Italian historian of physics

Nadia Robotti is an Italian historian of physics specializing in Italian physics from the mid-19th century to the mid-20th century, including the works of Enrico Fermi, Ettore Majorana, and Bruno Pontecorvo. She is a professor of physics at the University of Genoa and an external project leader at the Museo storico della fisica e Centro di studi e ricerche "Enrico Fermi".

==Books==
Robotti's books include:
- Fisica, meteorologia e sismologia nell'Ottocento.

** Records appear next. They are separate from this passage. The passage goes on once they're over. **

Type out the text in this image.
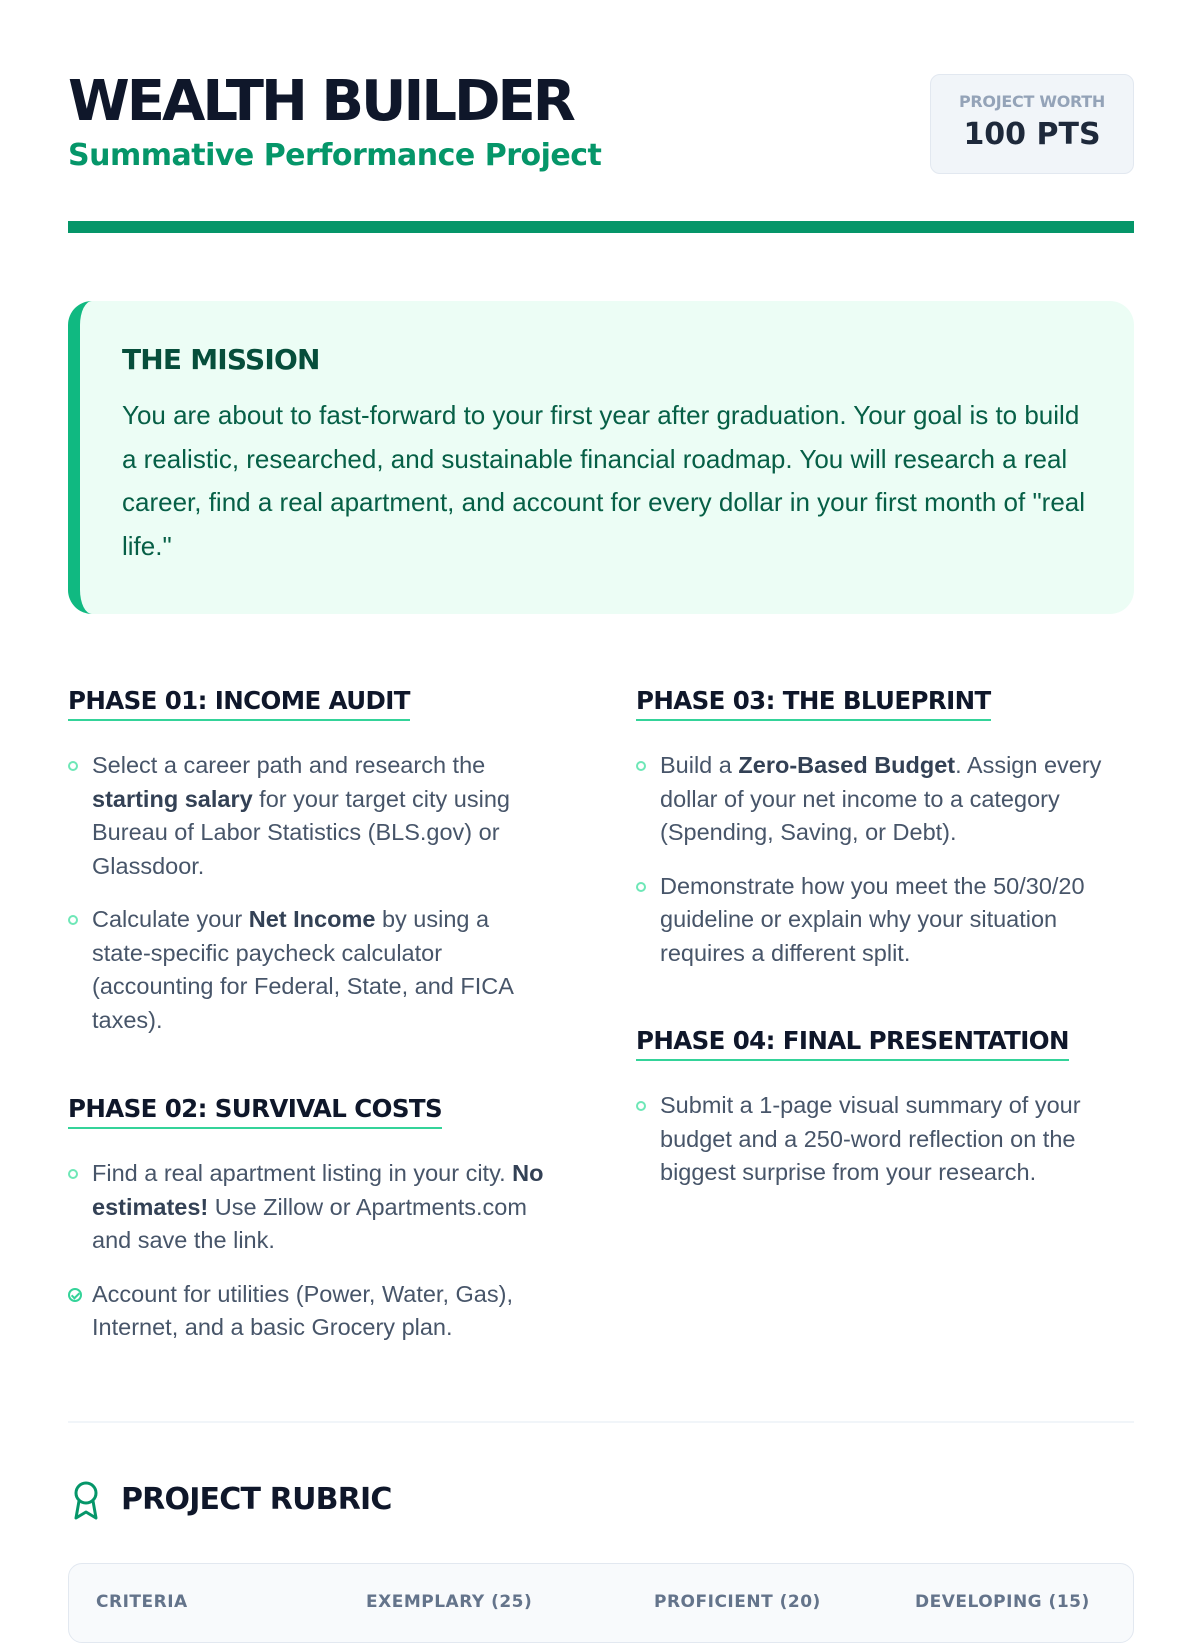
WEALTH BUILDER
Summative Performance Project
PROJECT WORTH
100 PTS
THE MISSION

You are about to fast-forward to your first year after graduation. Your goal is to build a realistic, researched, and sustainable financial roadmap. You will research a real career, find a real apartment, and account for every dollar in your first month of "real life."

PHASE 01: INCOME AUDIT
Select a career path and research the starting salary for your target city using Bureau of Labor Statistics (BLS.gov) or Glassdoor.
Calculate your Net Income by using a state-specific paycheck calculator (accounting for Federal, State, and FICA taxes).
PHASE 02: SURVIVAL COSTS
Find a real apartment listing in your city. No estimates! Use Zillow or Apartments.com and save the link.
Account for utilities (Power, Water, Gas), Internet, and a basic Grocery plan.
PHASE 03: THE BLUEPRINT
Build a Zero-Based Budget. Assign every dollar of your net income to a category (Spending, Saving, or Debt).
Demonstrate how you meet the 50/30/20 guideline or explain why your situation requires a different split.
PHASE 04: FINAL PRESENTATION
Submit a 1-page visual summary of your budget and a 250-word reflection on the biggest surprise from your research.
PROJECT RUBRIC
CRITERIA	EXEMPLARY (25)	PROFICIENT (20)	DEVELOPING (15)
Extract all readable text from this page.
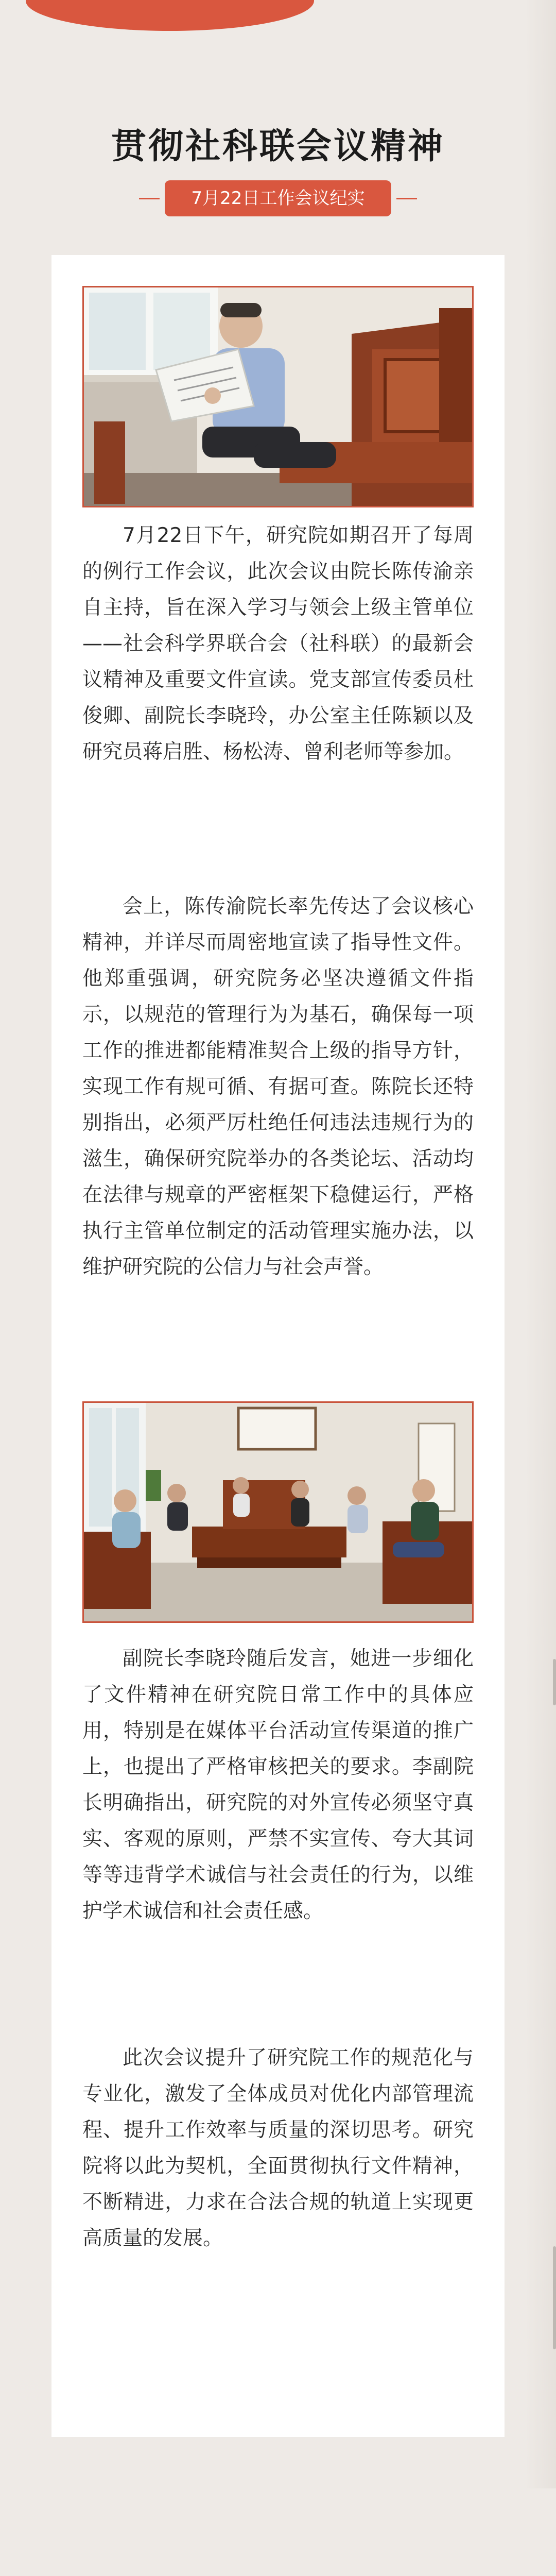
贯彻社科联会议精神
7月22日工作会议纪实

7月22日下午，研究院如期召开了每周的例行工作会议，此次会议由院长陈传渝亲自主持，旨在深入学习与领会上级主管单位——社会科学界联合会（社科联）的最新会议精神及重要文件宣读。党支部宣传委员杜俊卿、副院长李晓玲，办公室主任陈颖以及研究员蒋启胜、杨松涛、曾利老师等参加。

会上，陈传渝院长率先传达了会议核心精神，并详尽而周密地宣读了指导性文件。他郑重强调，研究院务必坚决遵循文件指示，以规范的管理行为为基石，确保每一项工作的推进都能精准契合上级的指导方针，实现工作有规可循、有据可查。陈院长还特别指出，必须严厉杜绝任何违法违规行为的滋生，确保研究院举办的各类论坛、活动均在法律与规章的严密框架下稳健运行，严格执行主管单位制定的活动管理实施办法，以维护研究院的公信力与社会声誉。

副院长李晓玲随后发言，她进一步细化了文件精神在研究院日常工作中的具体应用，特别是在媒体平台活动宣传渠道的推广上，也提出了严格审核把关的要求。李副院长明确指出，研究院的对外宣传必须坚守真实、客观的原则，严禁不实宣传、夸大其词等等违背学术诚信与社会责任的行为，以维护学术诚信和社会责任感。

此次会议提升了研究院工作的规范化与专业化，激发了全体成员对优化内部管理流程、提升工作效率与质量的深切思考。研究院将以此为契机，全面贯彻执行文件精神，不断精进，力求在合法合规的轨道上实现更高质量的发展。
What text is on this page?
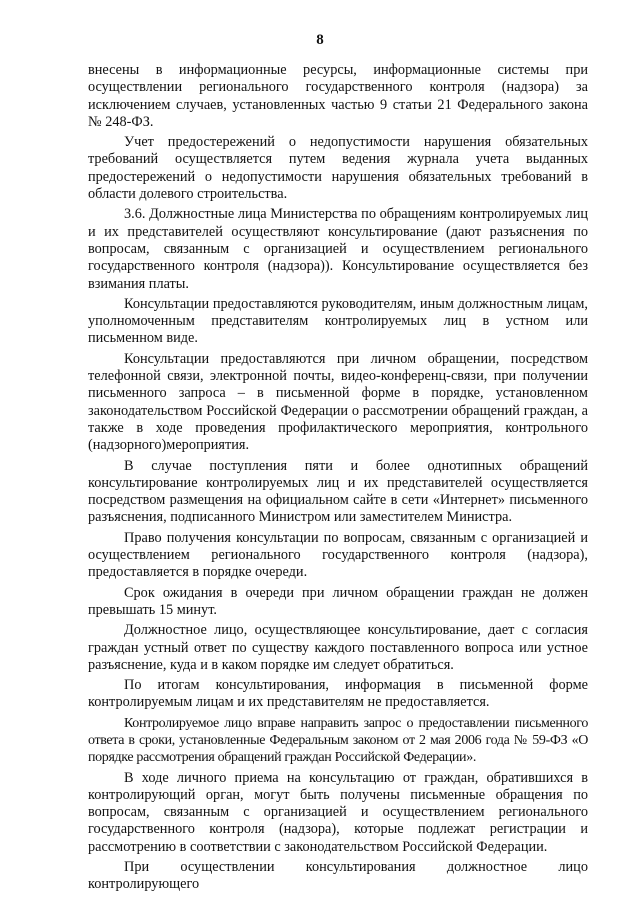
8

внесены в информационные ресурсы, информационные системы при осуществлении регионального государственного контроля (надзора) за исключением случаев, установленных частью 9 статьи 21 Федерального закона № 248-ФЗ.

Учет предостережений о недопустимости нарушения обязательных требований осуществляется путем ведения журнала учета выданных предостережений о недопустимости нарушения обязательных требований в области долевого строительства.

3.6. Должностные лица Министерства по обращениям контролируемых лиц и их представителей осуществляют консультирование (дают разъяснения по вопросам, связанным с организацией и осуществлением регионального государственного контроля (надзора)). Консультирование осуществляется без взимания платы.

Консультации предоставляются руководителям, иным должностным лицам, уполномоченным представителям контролируемых лиц в устном или письменном виде.

Консультации предоставляются при личном обращении, посредством телефонной связи, электронной почты, видео-конференц-связи, при получении письменного запроса – в письменной форме в порядке, установленном законодательством Российской Федерации о рассмотрении обращений граждан, а также в ходе проведения профилактического мероприятия, контрольного (надзорного)мероприятия.

В случае поступления пяти и более однотипных обращений консультирование контролируемых лиц и их представителей осуществляется посредством размещения на официальном сайте в сети «Интернет» письменного разъяснения, подписанного Министром или заместителем Министра.

Право получения консультации по вопросам, связанным с организацией и осуществлением регионального государственного контроля (надзора), предоставляется в порядке очереди.

Срок ожидания в очереди при личном обращении граждан не должен превышать 15 минут.

Должностное лицо, осуществляющее консультирование, дает с согласия граждан устный ответ по существу каждого поставленного вопроса или устное разъяснение, куда и в каком порядке им следует обратиться.

По итогам консультирования, информация в письменной форме контролируемым лицам и их представителям не предоставляется.

Контролируемое лицо вправе направить запрос о предоставлении письменного ответа в сроки, установленные Федеральным законом от 2 мая 2006 года № 59-ФЗ «О порядке рассмотрения обращений граждан Российской Федерации».

В ходе личного приема на консультацию от граждан, обратившихся в контролирующий орган, могут быть получены письменные обращения по вопросам, связанным с организацией и осуществлением регионального государственного контроля (надзора), которые подлежат регистрации и рассмотрению в соответствии с законодательством Российской Федерации.

При осуществлении консультирования должностное лицо контролирующего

Il contributo del Seminario Vescovile di Chiavari (with Alessandro Paoletti, University of Genoa, 2000)
- Ettore Majorana: Aspects of His Scientific and Academic Activity (with Francesco Guerra, Scuola Normale Superiore, 2008)
- The Lost Notebook of Enrico Fermi: The True Story of the Discovery of Neutron-Induced Radioactivity (with Francesco Guerra, Springer, 2018, translated from a 2015 Italian edition by Christine V. Pennison).

==Recognition==
In 2008, the Italian Physical Society gave Robotti their prize in history of physics for her work on Majorana. She was the recipient of the 2017 International Prize "Le Muse" for history, the first winner to work in the history of science.

She was elected as a corresponding member of the International Academy of the History of Science in 2007, and as a full member in 2019.